Will the adoption of purely decentralized blockchains be possible? The short answer is yes. There will be instances, perhaps in the gaming world, where a DeFi solution is preferred or even optimal.

But when it comes to mass adoption, we can expect many enterprises to pick an option with a centralized backstop. Ideology doesn’t factor in when we’re talking about the bottom line of a business.

Translating DeFi into the real world

At the end of the day, blockchain projects are concerned with maintaining security and scalability while remaining as decentralized as possible.

And the more decentralized a mining community is for proof-of-work, the harder it is to engage in a 51% attack. But when you have far fewer miners, a 51% attack becomes a much more credible threat.

Here lies a compelling argument for a centralized aspect – possibly through validator nodes controlled by a central body – and further for the importance of taking blockchains out of their siloes and marrying their communities together by making true interoperability a possibility.

Increased rates of network traffic can’t be an issue either, or the whole system crumbles when applied to situations TradFi would normally be used in.

Right now, we have great solutions that can’t even handle traffic surges when they are tested. Outages are incredibly concerning – perhaps even catastrophic – when you have billions in value on the line. Yet, no single chain has proven it can vastly scale in a reliable way and provide regularity.

A banking solution built on a blockchain simply could not go down for 12 hours. Millions could be lost, and an untold amount of real-world problems would arise. The centralized guarantee becomes more attractive as a result.

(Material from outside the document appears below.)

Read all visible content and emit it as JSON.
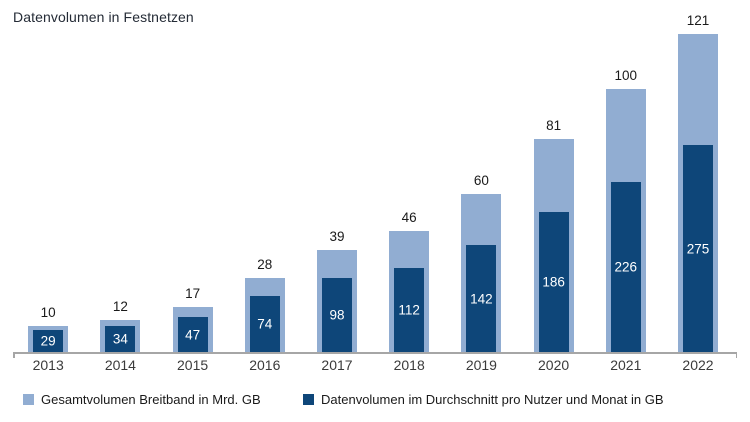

However, it is a fact that the best-of-breed blockchains such as Bitcoin and Ethereum, and even Litecoin have managed to maintain 100% uptime. This places apparent trade-offs with the newer, less established chains which correlates with innovation, a factor that is definitively attractive in any nascent industry – especially if the industry involves technology at its core.

Keeping CeFi honest

Crypto enthusiasts need not be disillusioned by market forces and end user needs making it unlikely for truly decentralized solutions to become the new paradigm.

This is because of the many possibilities for protocols to effectively govern the level of centralization in any one blockchain.

Interoperability makes it easy for users to en masse at the moment a CeFi entity abuses its power, exploits its users or becomes evidently too centralized for the liking of a decentralization ideologues.

Nor does the point of failure turn quite so grim, when funds and DApps can be transferred readily between chains upon outages or outright collapse.

This issue may concern developers and businesses more than the consumer, who will likely in future be oblivious to which chain they are using to make transactions. When it’s completely seamless, there is no reason for them to know.

CeFi will grow into a self-regulating space, and one of the aspects that may lose customers is excessive centralization when decentralization is possible or provides a better experience.

A protocol making blockchains interoperable can deliver the level of DeFi most crypto enthusiasts desire, without compromising on the CeFi aspects that make a blockchain appealing to enterprises. As stated before, we will likely find that different chains are optimized to serve varying purposes or use cases.

What is certain is that a collective move towards this future is set to form a crucial part of the industry’s evolution and maturation.


Toby Gilbert is the CEO of Coinweb. He attended UCL and went on to focus on the tech and telco spaces. With a proven track record of founding new startups, including having successfully invested in and exited three telecommunications companies operating in Europe, Africa and Asia, Toby invested in Coinweb, a unifying platform for connecting blockchains together in 2018, as well as co-founding and leading the Blockfort and OnRamp DeFi projects since 2019.